Elle met son autre jambe sur l’autre genou d’Etienne.

Etienne, très troublé. — Mais, patronne…

Phèdre. — Touchez ! touchez ! n’ayez pas peur… Sentez-vous la différence ?

Etienne. — C’est bien peu sensible.

Phèdre, reprenant sa première position. — Parce que vous ne frottez pas ! mais frottez, frottez doucement ! vous sentirez sous la main le vallonnement… Eh bien ?

Etienne, sans conviction. — Oui, un peu.

Phèdre, qui a posé sa main sur la sienne. — Vous avez la main chaude.

Etienne, voulant la retirer. — Ah ! pardon !

Phèdre, le retenant. — Oh mais laissez ! Je ne dis pas ça pour que vous la retiriez. Au contraire ! vous frottez si bien !…

Etienne. — C’est que, patronne, si on entrait…

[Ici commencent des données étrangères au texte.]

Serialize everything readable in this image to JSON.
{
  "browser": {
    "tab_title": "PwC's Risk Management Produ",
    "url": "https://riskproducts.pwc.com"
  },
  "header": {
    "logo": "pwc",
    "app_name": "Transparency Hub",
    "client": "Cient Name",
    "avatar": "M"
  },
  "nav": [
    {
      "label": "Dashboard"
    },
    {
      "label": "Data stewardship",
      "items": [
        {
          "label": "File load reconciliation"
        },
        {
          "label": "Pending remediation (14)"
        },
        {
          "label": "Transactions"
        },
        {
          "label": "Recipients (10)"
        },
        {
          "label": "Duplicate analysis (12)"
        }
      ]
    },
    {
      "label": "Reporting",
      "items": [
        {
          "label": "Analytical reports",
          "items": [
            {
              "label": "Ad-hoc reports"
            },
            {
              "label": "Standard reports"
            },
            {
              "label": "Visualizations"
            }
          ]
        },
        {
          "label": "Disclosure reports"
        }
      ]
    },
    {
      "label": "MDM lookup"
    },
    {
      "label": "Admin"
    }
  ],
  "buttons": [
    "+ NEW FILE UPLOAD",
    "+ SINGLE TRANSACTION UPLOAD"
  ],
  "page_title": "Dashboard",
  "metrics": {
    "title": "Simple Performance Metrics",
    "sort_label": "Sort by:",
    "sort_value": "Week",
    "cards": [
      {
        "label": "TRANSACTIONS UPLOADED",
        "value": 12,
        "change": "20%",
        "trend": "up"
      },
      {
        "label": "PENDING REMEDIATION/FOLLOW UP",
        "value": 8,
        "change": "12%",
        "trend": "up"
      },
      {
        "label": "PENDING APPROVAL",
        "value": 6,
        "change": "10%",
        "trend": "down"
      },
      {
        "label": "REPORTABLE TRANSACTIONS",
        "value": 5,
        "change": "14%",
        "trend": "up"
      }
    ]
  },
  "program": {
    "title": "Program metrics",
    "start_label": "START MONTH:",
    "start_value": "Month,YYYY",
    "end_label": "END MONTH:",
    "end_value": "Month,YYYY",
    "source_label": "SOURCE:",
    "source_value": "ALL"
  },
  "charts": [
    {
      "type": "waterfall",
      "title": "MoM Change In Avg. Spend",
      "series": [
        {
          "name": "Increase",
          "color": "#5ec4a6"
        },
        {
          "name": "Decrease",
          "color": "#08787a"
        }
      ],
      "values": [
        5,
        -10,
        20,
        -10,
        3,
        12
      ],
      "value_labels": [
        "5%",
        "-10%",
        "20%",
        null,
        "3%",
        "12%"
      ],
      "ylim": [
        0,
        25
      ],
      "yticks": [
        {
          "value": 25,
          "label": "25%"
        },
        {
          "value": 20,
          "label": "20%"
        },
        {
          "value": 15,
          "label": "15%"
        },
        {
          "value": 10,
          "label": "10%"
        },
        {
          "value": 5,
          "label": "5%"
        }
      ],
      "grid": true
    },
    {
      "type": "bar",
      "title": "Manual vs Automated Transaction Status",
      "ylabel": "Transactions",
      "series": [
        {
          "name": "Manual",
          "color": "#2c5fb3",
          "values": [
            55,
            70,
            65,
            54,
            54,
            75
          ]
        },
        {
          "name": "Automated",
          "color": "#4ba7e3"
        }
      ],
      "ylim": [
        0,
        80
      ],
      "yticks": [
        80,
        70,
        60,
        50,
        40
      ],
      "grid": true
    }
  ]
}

Phèdre. — Eh ! bien, quoi ! le massage n’est pas interdit.

Etienne, tout en massant. — Oh ! je sais bien qu’on ne fait pas de mal. Mais pour les gens mal intentionnés, on fait le bien, ils y voient du mal.

Phèdre. — Ne vous occupez pas du monde, vous avez votre conscience. Ah ! c’est ça !… c’est ça !… un peu plus haut, voulez-vous ?… Ah ! c’est bien.